For me, Ahiram goes way back. Back to when to when Michael and I were newly married, back to before the story was on paper. Back to the kitchen, where we stood washing dishes and I would hear the story evolve, undergo transformations with every telling, and discover new events every time I would hear the tale again. I quickly became attached to Ahiram and his grand adventure, and so I was thrilled when the writing began. I wanted our children to meet this character I had come to know so well.

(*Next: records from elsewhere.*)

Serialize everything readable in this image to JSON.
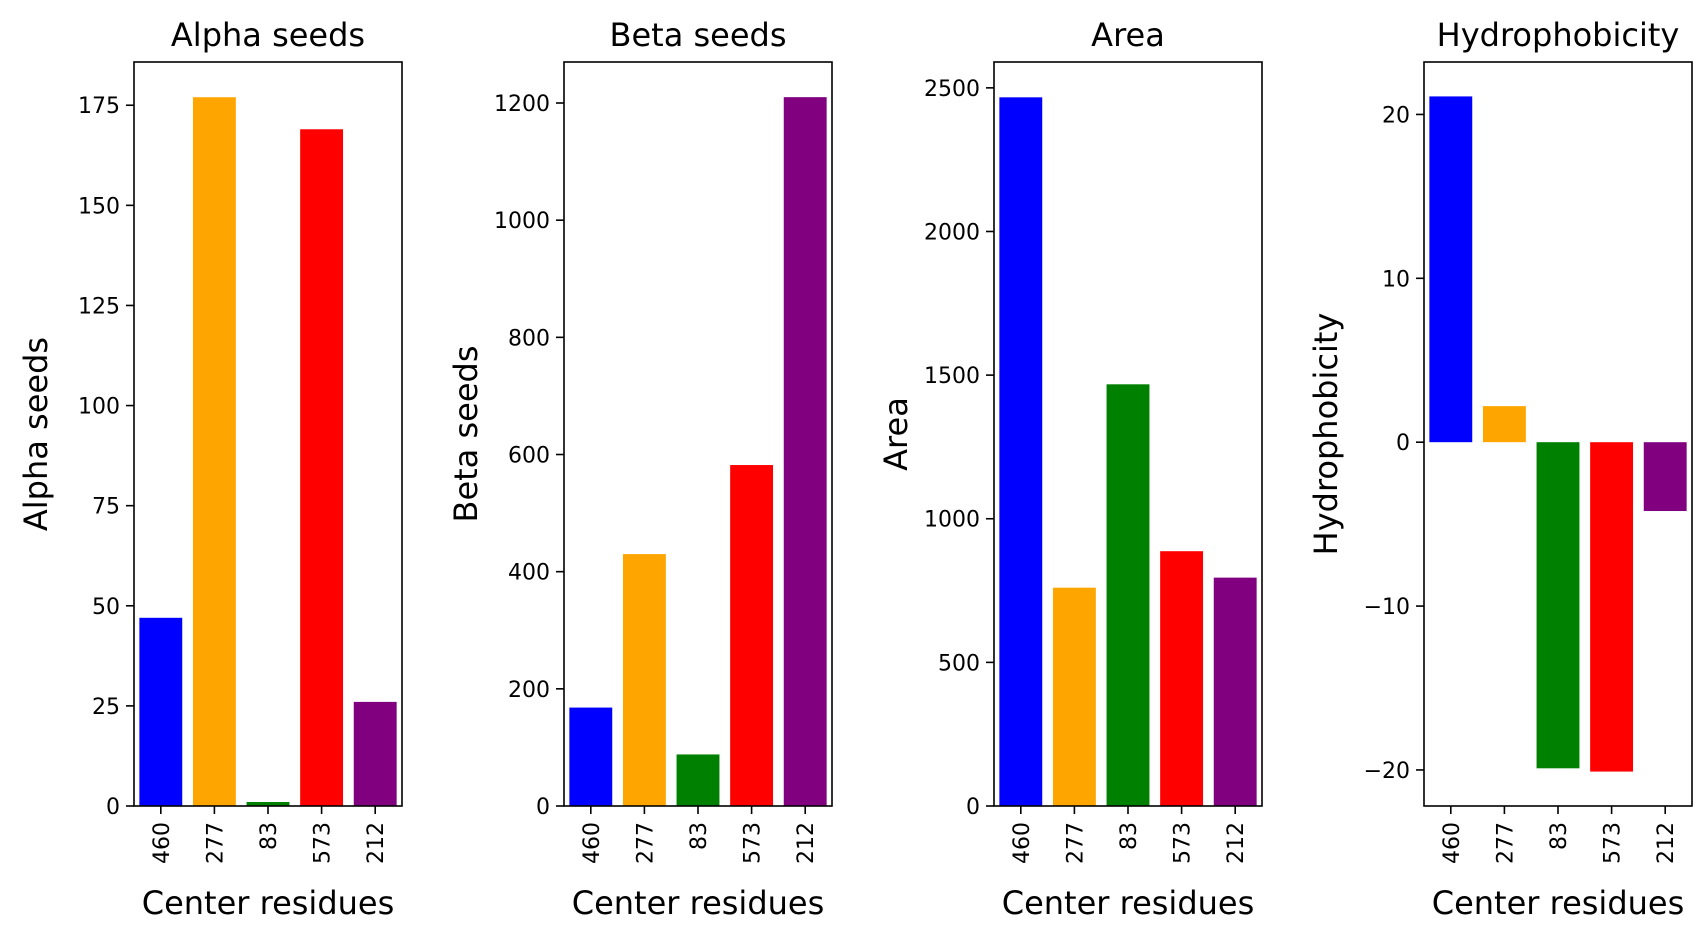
{
  "chart_data": [
    {
      "type": "bar",
      "title": "Alpha seeds",
      "xlabel": "Center residues",
      "ylabel": "Alpha seeds",
      "categories": [
        "460",
        "277",
        "83",
        "573",
        "212"
      ],
      "values": [
        47,
        177,
        1,
        169,
        26
      ],
      "colors": [
        "#0000ff",
        "#ffa500",
        "#008000",
        "#ff0000",
        "#800080"
      ],
      "ylim": [
        0,
        185.8
      ],
      "yticks": [
        0,
        25,
        50,
        75,
        100,
        125,
        150,
        175
      ]
    },
    {
      "type": "bar",
      "title": "Beta seeds",
      "xlabel": "Center residues",
      "ylabel": "Beta seeds",
      "categories": [
        "460",
        "277",
        "83",
        "573",
        "212"
      ],
      "values": [
        168,
        430,
        88,
        582,
        1210
      ],
      "colors": [
        "#0000ff",
        "#ffa500",
        "#008000",
        "#ff0000",
        "#800080"
      ],
      "ylim": [
        0,
        1270
      ],
      "yticks": [
        0,
        200,
        400,
        600,
        800,
        1000,
        1200
      ]
    },
    {
      "type": "bar",
      "title": "Area",
      "xlabel": "Center residues",
      "ylabel": "Area",
      "categories": [
        "460",
        "277",
        "83",
        "573",
        "212"
      ],
      "values": [
        2467,
        760,
        1468,
        887,
        795
      ],
      "colors": [
        "#0000ff",
        "#ffa500",
        "#008000",
        "#ff0000",
        "#800080"
      ],
      "ylim": [
        0,
        2590
      ],
      "yticks": [
        0,
        500,
        1000,
        1500,
        2000,
        2500
      ]
    },
    {
      "type": "bar",
      "title": "Hydrophobicity",
      "xlabel": "Center residues",
      "ylabel": "Hydrophobicity",
      "categories": [
        "460",
        "277",
        "83",
        "573",
        "212"
      ],
      "values": [
        21.1,
        2.2,
        -19.9,
        -20.1,
        -4.2
      ],
      "colors": [
        "#0000ff",
        "#ffa500",
        "#008000",
        "#ff0000",
        "#800080"
      ],
      "ylim": [
        -22.2,
        23.2
      ],
      "yticks": [
        -20,
        -10,
        0,
        10,
        20
      ]
    }
  ]
}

However, the first time I heard the story read to me, I was disappointed. The story had changed again: what I had heard was merely the outline of the story, its skeleton. I wanted to get to the fantastical end: now, I would have to wait! What started as a trilogy became five books, then eight, and eventually, it would take ten books to finally hear the conclusion of this extraordinary feat. But in the meantime, I discovered new favorites characters and the story had unexpected twists, making the resolution that much more sweet.
By then, the kids had grown and were very fond of Ahiram. They loved the friendship he had with Jedark and Banimeleck. They rooted for him when he fought in battles or was mingled in some grand exploit, and they always begged for one more page during story time. It was endearing to see our brood hanging on their father's every word; nevertheless, the evenings always ended in tears thanks to the cliff hangers at the end of the chapters that were unbearable to the young readership.